The sick sheep are getting well, and the shepherd is discoursing on the various poisons lurking in these high pastures—azalea, kalmia, alkali. After crossing the North Fork of the Merced we turned to the left toward Pilot Peak, and made a considerable ascent on a rocky, brush-covered ridge to Brown’s Flat, where for the first time since leaving the plains the flock is enjoying plenty of green grass. Mr. Delaney intends to seek a permanent camp somewhere in the neighborhood, to last several weeks.

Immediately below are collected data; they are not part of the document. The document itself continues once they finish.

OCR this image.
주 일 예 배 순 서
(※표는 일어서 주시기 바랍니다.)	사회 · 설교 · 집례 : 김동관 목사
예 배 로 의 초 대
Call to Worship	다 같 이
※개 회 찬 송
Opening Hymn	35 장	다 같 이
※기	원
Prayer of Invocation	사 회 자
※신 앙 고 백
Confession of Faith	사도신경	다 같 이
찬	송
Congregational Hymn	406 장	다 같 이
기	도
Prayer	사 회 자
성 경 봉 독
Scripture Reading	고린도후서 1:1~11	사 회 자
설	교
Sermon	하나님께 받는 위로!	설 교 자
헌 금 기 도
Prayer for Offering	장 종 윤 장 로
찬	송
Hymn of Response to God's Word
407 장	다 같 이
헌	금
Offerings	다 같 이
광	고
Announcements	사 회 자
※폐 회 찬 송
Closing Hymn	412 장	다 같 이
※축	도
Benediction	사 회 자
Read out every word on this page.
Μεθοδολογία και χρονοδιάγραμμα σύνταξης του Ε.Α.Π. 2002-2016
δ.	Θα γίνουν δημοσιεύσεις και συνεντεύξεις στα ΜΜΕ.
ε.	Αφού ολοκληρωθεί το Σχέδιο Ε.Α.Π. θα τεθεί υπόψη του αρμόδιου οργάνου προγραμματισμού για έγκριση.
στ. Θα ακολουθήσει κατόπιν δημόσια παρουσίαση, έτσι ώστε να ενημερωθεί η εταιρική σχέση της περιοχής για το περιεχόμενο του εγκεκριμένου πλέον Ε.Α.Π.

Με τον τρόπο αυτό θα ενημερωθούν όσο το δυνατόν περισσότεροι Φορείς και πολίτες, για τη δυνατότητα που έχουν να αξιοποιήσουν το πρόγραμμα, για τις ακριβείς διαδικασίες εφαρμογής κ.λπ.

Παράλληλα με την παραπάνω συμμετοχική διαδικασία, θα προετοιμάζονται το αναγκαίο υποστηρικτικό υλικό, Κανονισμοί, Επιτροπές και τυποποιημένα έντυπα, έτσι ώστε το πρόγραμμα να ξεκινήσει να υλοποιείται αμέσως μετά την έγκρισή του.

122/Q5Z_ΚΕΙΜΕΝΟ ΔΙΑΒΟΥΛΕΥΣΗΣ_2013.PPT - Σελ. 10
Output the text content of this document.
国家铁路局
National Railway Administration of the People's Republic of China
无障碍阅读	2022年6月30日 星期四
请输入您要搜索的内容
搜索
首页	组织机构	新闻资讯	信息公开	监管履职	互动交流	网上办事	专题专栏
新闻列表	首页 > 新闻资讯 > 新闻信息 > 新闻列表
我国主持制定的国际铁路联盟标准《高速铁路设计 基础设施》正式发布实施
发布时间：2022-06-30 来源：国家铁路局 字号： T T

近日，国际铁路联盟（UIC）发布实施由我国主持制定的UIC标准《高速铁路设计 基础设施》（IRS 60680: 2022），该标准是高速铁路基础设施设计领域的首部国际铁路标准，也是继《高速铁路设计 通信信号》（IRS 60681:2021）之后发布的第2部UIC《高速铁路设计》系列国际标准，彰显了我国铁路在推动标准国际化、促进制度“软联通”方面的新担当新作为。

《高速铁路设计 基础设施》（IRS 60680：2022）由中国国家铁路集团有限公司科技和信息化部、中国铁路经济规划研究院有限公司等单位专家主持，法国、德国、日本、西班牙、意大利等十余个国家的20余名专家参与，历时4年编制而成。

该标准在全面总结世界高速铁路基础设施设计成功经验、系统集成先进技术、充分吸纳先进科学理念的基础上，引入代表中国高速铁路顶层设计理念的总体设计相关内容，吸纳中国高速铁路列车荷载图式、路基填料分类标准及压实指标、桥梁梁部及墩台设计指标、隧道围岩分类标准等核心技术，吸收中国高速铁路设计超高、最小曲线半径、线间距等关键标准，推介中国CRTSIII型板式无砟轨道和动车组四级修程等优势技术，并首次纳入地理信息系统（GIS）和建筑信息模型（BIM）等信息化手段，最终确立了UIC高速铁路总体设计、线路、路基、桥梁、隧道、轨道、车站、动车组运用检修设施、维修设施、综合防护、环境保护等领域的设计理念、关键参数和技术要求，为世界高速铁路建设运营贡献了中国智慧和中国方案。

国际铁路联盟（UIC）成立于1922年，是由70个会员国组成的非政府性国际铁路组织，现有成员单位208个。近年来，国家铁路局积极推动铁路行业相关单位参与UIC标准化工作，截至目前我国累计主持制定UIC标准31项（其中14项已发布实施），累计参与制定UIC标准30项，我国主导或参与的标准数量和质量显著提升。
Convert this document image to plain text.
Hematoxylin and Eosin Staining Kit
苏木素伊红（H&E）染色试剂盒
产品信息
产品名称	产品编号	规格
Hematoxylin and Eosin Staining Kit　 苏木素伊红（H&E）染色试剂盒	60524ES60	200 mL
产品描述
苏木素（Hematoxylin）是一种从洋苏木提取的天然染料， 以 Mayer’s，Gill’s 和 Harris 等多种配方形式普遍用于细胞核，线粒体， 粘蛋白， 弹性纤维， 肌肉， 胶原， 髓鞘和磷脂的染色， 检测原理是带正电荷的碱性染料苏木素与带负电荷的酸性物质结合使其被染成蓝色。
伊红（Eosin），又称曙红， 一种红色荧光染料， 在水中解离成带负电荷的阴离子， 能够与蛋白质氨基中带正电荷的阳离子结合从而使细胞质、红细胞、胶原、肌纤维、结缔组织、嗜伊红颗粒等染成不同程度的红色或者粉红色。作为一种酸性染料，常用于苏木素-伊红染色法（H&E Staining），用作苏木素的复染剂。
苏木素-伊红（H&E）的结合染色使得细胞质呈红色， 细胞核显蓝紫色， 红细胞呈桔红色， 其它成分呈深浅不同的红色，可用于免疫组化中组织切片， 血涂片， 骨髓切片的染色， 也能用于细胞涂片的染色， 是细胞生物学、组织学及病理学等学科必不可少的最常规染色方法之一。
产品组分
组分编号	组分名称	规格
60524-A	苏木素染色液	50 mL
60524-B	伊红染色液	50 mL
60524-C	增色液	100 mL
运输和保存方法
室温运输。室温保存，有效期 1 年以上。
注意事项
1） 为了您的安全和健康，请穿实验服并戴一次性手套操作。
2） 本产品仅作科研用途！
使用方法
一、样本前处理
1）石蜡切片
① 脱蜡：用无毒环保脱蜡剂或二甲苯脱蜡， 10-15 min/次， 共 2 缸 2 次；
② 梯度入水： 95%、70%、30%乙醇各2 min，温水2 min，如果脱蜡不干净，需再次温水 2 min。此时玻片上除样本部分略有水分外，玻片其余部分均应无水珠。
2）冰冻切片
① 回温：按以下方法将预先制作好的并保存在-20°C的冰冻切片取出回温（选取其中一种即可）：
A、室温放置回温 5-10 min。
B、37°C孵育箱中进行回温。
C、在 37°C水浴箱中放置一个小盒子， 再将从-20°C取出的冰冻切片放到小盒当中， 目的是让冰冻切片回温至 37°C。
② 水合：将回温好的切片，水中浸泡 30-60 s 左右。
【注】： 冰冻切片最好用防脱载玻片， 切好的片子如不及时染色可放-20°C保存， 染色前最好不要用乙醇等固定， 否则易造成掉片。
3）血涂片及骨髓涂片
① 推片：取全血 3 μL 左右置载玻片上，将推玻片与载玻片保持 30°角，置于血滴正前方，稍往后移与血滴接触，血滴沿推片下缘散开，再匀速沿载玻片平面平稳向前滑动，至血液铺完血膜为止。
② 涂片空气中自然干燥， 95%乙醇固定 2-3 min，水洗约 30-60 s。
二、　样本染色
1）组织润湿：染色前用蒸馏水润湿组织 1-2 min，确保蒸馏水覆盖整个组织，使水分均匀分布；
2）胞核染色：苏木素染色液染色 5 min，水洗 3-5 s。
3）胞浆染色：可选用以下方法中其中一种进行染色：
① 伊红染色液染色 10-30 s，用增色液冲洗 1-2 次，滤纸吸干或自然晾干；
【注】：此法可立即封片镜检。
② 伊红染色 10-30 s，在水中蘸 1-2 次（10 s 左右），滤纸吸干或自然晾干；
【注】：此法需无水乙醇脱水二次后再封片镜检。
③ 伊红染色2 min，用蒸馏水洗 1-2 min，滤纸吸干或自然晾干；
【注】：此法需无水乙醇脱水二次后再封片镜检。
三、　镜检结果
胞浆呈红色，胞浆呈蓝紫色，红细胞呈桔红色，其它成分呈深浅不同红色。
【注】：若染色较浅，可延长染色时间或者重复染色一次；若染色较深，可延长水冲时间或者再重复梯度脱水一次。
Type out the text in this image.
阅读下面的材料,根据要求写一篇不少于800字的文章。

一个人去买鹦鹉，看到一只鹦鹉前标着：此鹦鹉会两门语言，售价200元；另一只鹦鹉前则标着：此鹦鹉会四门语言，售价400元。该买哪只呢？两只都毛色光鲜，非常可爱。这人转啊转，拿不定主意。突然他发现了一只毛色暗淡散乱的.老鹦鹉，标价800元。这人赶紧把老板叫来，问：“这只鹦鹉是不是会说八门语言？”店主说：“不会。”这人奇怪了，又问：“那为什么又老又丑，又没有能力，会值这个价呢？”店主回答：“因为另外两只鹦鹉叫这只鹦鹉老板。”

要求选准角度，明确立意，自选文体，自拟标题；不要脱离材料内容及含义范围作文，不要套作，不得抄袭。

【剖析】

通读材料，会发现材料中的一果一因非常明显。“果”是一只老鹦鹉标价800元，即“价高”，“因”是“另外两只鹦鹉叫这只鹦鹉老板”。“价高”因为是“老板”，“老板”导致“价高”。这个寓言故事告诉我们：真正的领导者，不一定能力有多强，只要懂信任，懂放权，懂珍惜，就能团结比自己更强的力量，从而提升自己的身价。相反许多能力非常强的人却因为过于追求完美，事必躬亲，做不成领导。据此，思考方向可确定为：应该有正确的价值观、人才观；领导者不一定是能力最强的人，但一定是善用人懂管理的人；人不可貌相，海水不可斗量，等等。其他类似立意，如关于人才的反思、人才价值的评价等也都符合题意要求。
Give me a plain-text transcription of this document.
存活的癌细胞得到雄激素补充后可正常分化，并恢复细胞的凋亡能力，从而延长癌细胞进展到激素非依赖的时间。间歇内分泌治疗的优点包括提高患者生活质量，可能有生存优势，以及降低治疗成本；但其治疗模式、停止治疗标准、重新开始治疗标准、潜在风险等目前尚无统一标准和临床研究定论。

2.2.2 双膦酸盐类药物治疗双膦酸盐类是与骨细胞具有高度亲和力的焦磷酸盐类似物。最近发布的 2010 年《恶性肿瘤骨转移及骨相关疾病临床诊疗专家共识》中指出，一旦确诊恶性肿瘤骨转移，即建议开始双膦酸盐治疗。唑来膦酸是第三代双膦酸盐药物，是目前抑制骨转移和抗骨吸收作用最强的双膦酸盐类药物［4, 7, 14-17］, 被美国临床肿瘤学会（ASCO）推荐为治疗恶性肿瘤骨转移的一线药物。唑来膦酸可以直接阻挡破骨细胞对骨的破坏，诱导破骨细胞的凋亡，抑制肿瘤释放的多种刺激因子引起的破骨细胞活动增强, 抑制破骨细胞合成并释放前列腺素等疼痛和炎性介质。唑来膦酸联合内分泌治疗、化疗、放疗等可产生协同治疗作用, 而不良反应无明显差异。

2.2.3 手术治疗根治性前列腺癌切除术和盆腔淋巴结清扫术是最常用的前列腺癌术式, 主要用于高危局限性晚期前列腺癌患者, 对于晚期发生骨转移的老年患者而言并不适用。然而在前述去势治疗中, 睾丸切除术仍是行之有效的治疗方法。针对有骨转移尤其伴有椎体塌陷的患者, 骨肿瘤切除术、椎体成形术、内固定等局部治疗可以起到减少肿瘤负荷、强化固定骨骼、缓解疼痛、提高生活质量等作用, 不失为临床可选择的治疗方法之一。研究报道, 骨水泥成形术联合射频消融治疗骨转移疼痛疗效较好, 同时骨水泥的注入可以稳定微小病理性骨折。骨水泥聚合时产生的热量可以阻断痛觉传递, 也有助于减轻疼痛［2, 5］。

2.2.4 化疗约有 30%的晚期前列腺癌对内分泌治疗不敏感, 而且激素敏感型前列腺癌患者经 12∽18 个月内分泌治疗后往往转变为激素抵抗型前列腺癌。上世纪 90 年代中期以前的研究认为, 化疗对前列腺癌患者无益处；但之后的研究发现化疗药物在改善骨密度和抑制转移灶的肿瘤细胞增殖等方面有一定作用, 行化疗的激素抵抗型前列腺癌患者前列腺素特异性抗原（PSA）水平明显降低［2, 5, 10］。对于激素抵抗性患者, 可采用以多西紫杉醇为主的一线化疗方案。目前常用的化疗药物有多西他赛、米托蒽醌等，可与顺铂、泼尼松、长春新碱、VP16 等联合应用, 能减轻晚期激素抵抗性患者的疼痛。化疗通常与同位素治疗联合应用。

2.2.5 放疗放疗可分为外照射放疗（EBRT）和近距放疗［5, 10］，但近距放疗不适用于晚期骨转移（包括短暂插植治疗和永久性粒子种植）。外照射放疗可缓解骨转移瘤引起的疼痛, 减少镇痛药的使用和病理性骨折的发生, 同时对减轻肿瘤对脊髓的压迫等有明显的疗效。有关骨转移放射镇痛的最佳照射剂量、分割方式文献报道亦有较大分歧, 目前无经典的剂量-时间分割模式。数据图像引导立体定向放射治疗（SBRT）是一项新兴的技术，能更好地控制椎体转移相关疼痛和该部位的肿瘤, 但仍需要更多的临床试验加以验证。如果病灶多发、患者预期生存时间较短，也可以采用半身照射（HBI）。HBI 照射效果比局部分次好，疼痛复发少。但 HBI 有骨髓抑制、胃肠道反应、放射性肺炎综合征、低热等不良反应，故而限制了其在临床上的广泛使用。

The woods we passed through are composed almost wholly of Abies magnifica, the companion species, concolor, being mostly left behind on account of altitude, while the increasing elevation seems grateful to the charming magnifica. No words can do anything like justice to this noble tree. At one place many had fallen during some heavy wind-storm, owing to the loose sandy character of the soil, which offered no secure anchorage. The soil is mostly decomposed and disintegrated moraine material.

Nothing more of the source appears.